Plusieurs de ces ouvrages figuraient nommément dans l’Index de 1559 promulgué par l’inquisiteur Fernando de Valdés ; d’autres relevaient de ces zones grises où l’Église et les tribunaux faisaient régner une incertitude suffisante pour terroriser les lecteurs. La bibliothèque de Barcarrota montre ainsi, en réduction, ce qu’était la censure à l’âge moderne : non un simple catalogue d’interdictions, mais un climat.
La thèse nouvelle balaie en même temps une ancienne attribution, celle du médecin converso Francisco de Peñaranda. Martín Baños ne se contente pas d’un nom trouvé sur un objet ; il recompose un voisinage, une topographie, une présence.
On rapporte notamment l’existence d’un testament voisin de 1565 mentionnant une maison contiguë à celle de Fernão Brandão, indice indirect mais structurant dans un monde sans numérotation urbaine.
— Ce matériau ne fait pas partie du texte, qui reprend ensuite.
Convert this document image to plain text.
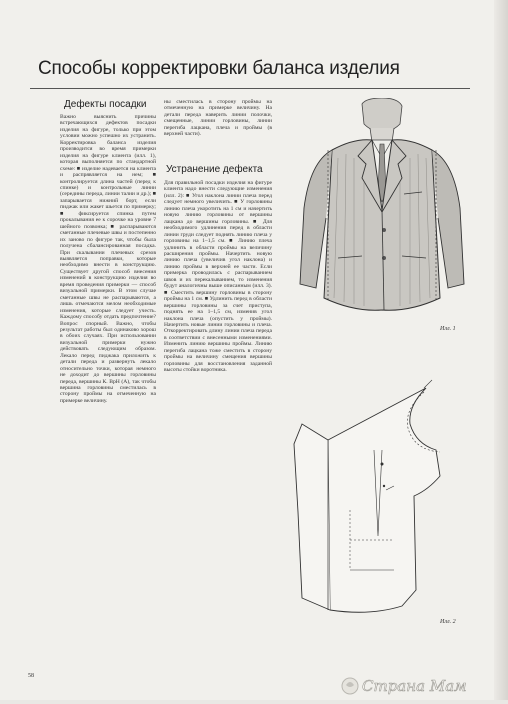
Способы корректировки баланса изделия
Дефекты посадки

Важно выяснить причины встречающихся дефектов посадки изделия на фигуре, только при этом условии можно успешно их устранить. Корректировка баланса изделия производится во время примерки изделия на фигуре клиента (илл. 1), которая выполняется по стандартной схеме: ■ изделие надевается на клиента и распрявляется на нем; ■ контролируется длина частей (перед к спинке) и контрольные линии (середины переда, линии талии и др.); ■ запарывается нижний борт, если пиджак или жакет шьется по примерку; ■ фиксируется спинка путем прокалывания ее к сорочке на уровне 7 шейного позвонка; ■ распарываются сметанные плечевые швы и постепенно их заново по фигуре так, чтобы была получена сбалансированная посадка. При скалывании плечевых срезов выявляется поправки, которые необходимо внести в конструкцию. Существует другой способ внесения изменений в конструкцию изделия во время проведения примерки — способ визуальной примерки. В этом случае сметанные швы не распарываются, а лишь отмечаются мелом необходимые изменения, которые следует учесть. Каждому способу отдать предпочтение? Вопрос спорный. Важно, чтобы результат работы был одинаково хорош в обоих случаях. При использовании визуальной примерки нужно действовать следующим образом. Лекало перед пиджака приложить к детали переда и развернуть лекало относительно точки, которая немного не доходит до вершины горловины переда, вершины К. ВрН (А), так чтобы вершина горловины сместилась в сторону проймы на отмеченную на примерке величину.

ны сместилась в сторону проймы на отмеченную на примерке величину. На детали переда наверить линии полочки, смещенные, линии горловины, линии перегиба лацкана, плеча и проймы (в верхней части).

Устранение дефекта

Для правильной посадки изделия на фигуре клиента надо внести следующие изменения (илл. 2): ■ Угол наклона линии плеча перед следует немного увеличить. ■ У горловины линию плеча укоротить на 1 см и начертить новую линию горловины от вершины лацкана до вершины горловины. ■ Для необходимого удлинения перед в области линии груди следует поднять линию плеча у горловины на 1–1,5 см. ■ Линию плеча удлинить в области проймы на величину расширения проймы. Начертить новую линию плеча (увеличив угол наклона) и линию проймы в верхней ее части. Если примерка проводилась с распарыванием швов и их перекалыванием, то изменения будут аналогичны выше описанным (илл. 3). ■ Сместить вершину горловины в сторону проймы на 1 см. ■ Удлинить перед в области вершины горловины за счет приступа, поднять ее на 1–1,5 см, изменив угол наклона плеча (опустить у проймы). Начертить новые линии горловины и плеча. Откорректировать длину линии плеча переда в соответствии с внесенными изменениями. Изменить линию вершины проймы. Линию перегиба лацкана тоже сместить в сторону проймы на величину смещения вершины горловины для восстановления заданной высоты стойки воротника.

Илл. 1
Илл. 2
58
Страна Мам
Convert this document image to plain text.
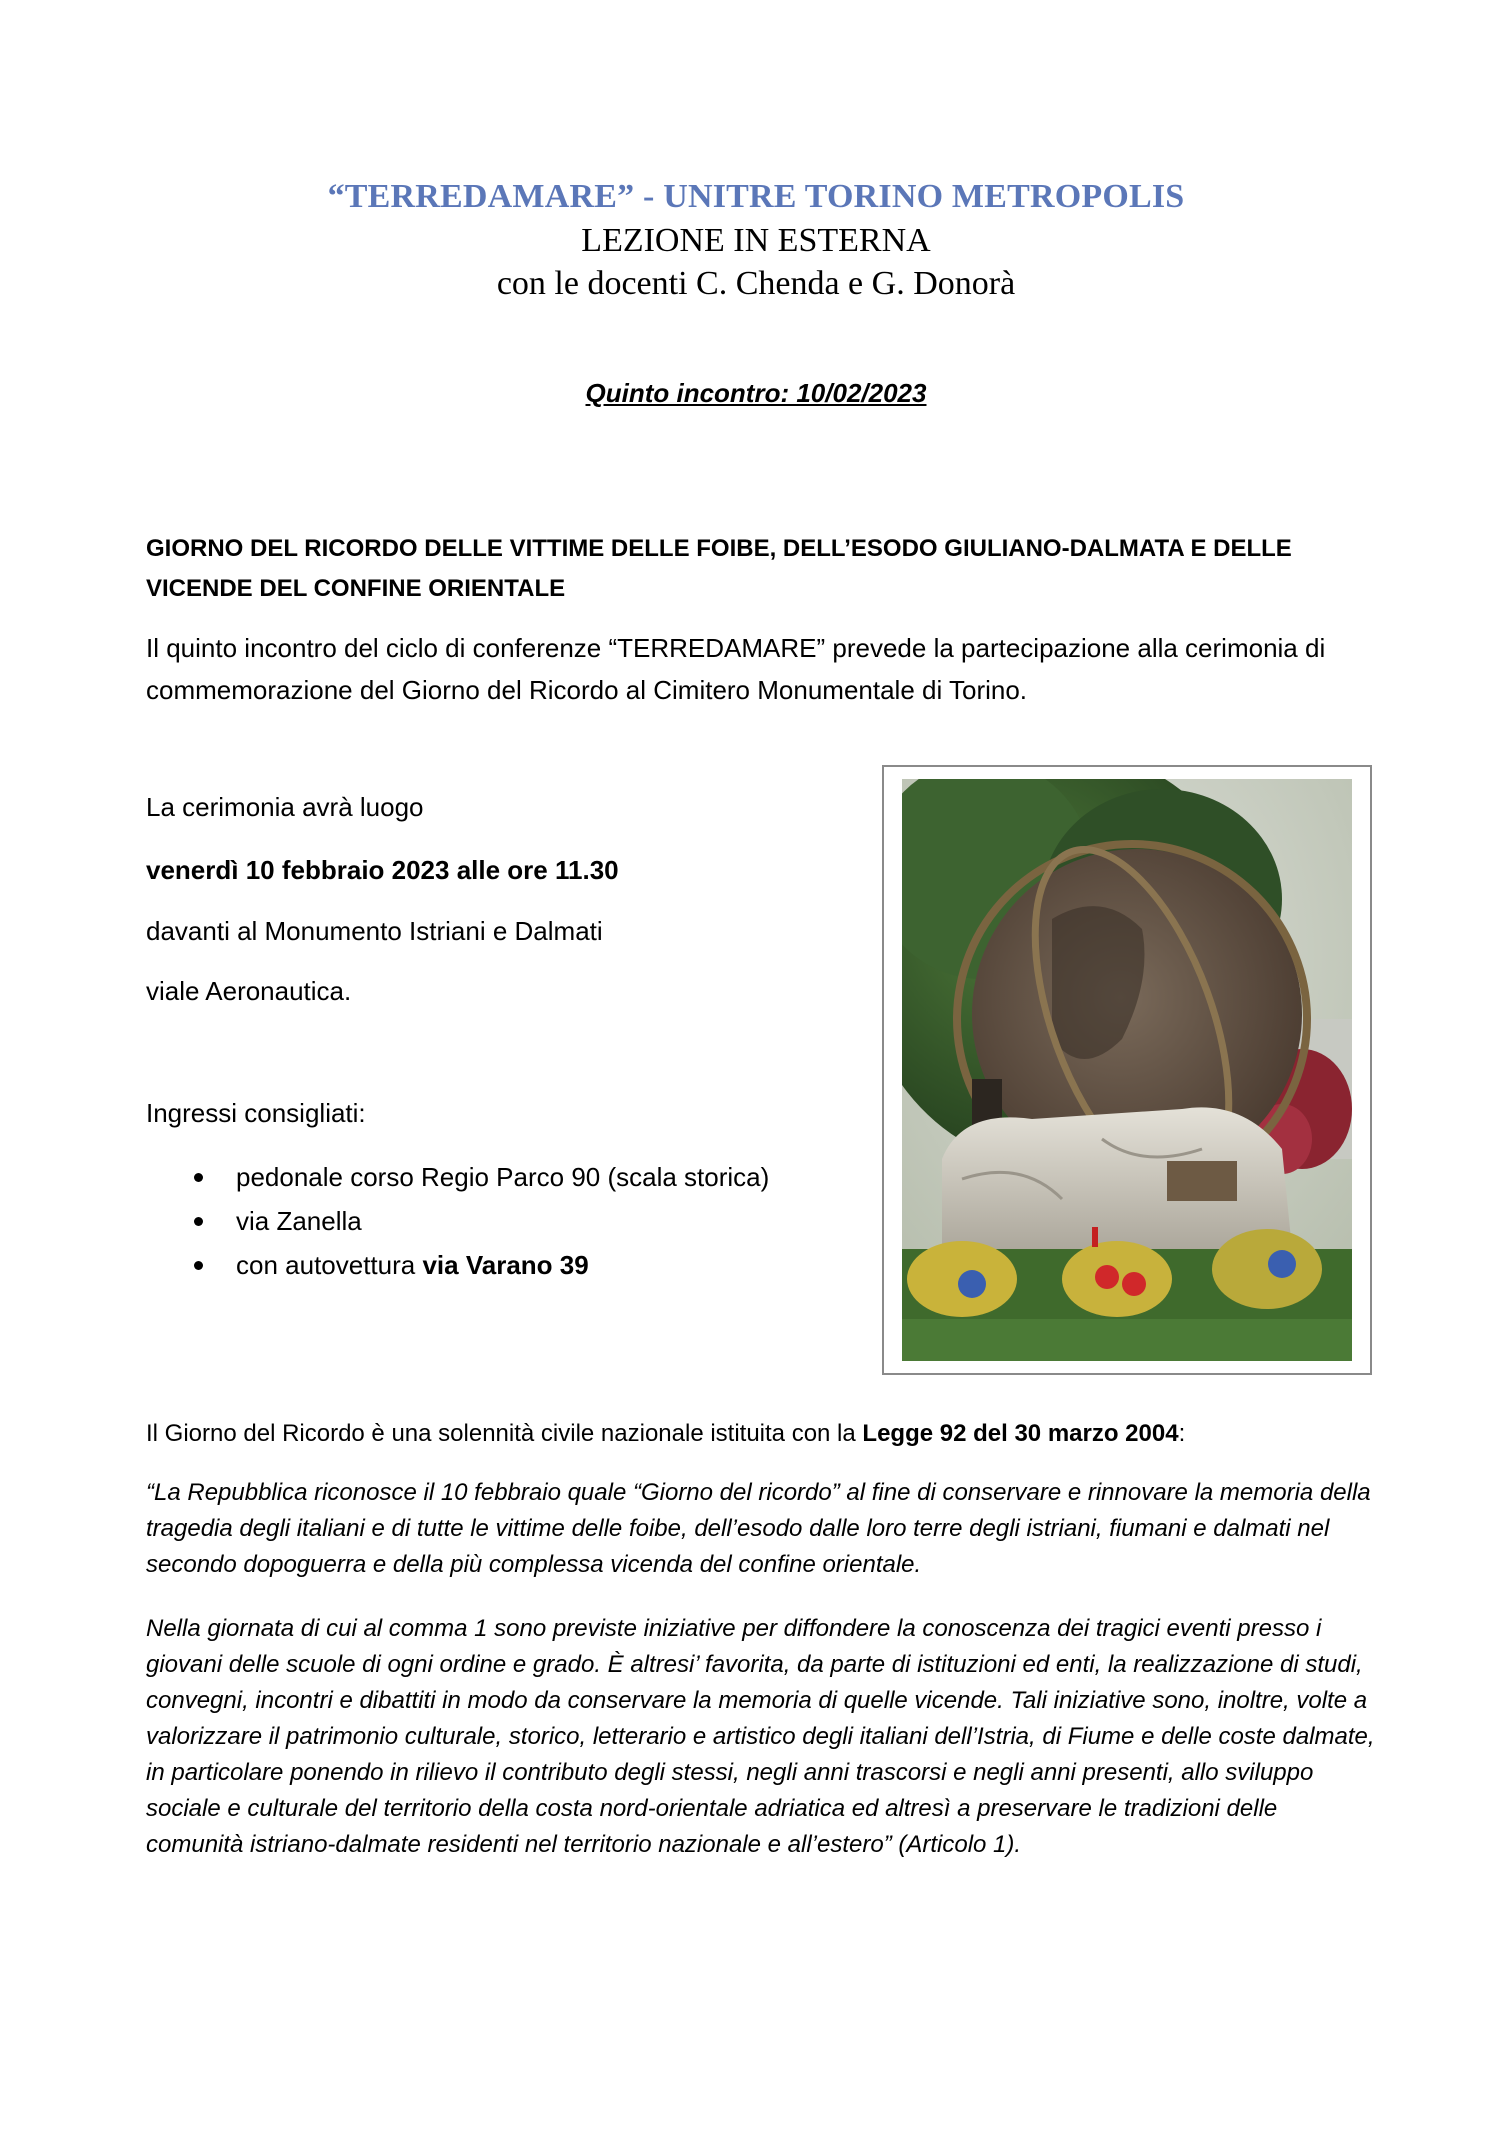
“TERREDAMARE” - UNITRE TORINO METROPOLIS
LEZIONE IN ESTERNA
con le docenti C. Chenda e G. Donorà
Quinto incontro: 10/02/2023
GIORNO DEL RICORDO DELLE VITTIME DELLE FOIBE, DELL’ESODO GIULIANO-DALMATA E DELLE VICENDE DEL CONFINE ORIENTALE
Il quinto incontro del ciclo di conferenze “TERREDAMARE” prevede la partecipazione alla cerimonia di commemorazione del Giorno del Ricordo al Cimitero Monumentale di Torino.
La cerimonia avrà luogo
venerdì 10 febbraio 2023 alle ore 11.30
davanti al Monumento Istriani e Dalmati
viale Aeronautica.
Ingressi consigliati:
pedonale corso Regio Parco 90 (scala storica)
via Zanella
con autovettura via Varano 39
Il Giorno del Ricordo è una solennità civile nazionale istituita con la Legge 92 del 30 marzo 2004:
“La Repubblica riconosce il 10 febbraio quale “Giorno del ricordo” al fine di conservare e rinnovare la memoria della tragedia degli italiani e di tutte le vittime delle foibe, dell’esodo dalle loro terre degli istriani, fiumani e dalmati nel secondo dopoguerra e della più complessa vicenda del confine orientale.
Nella giornata di cui al comma 1 sono previste iniziative per diffondere la conoscenza dei tragici eventi presso i giovani delle scuole di ogni ordine e grado. È altresi’ favorita, da parte di istituzioni ed enti, la realizzazione di studi, convegni, incontri e dibattiti in modo da conservare la memoria di quelle vicende. Tali iniziative sono, inoltre, volte a valorizzare il patrimonio culturale, storico, letterario e artistico degli italiani dell’Istria, di Fiume e delle coste dalmate, in particolare ponendo in rilievo il contributo degli stessi, negli anni trascorsi e negli anni presenti, allo sviluppo sociale e culturale del territorio della costa nord-orientale adriatica ed altresì a preservare le tradizioni delle comunità istriano-dalmate residenti nel territorio nazionale e all’estero” (Articolo 1).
Autrement dit, l’enquête ne rompt pas seulement un mystère bibliographique : elle restitue une géographie de la peur, dans laquelle la circulation des livres dépendait des murs, des lignages, des dénonciations et des angles morts de l’archive.
Il y a, dans cette histoire, une ironie presque trop parfaite. Ce trésor de papier n’a pas été exhumé par un grand programme patrimonial, mais par un coup de pioche lors de travaux domestiques. Les livres restèrent ensuite plusieurs années dans une boîte à chaussures avant que la Junta de Extremadura ne les acquière, en 1995, pour 15 millions de pesetas.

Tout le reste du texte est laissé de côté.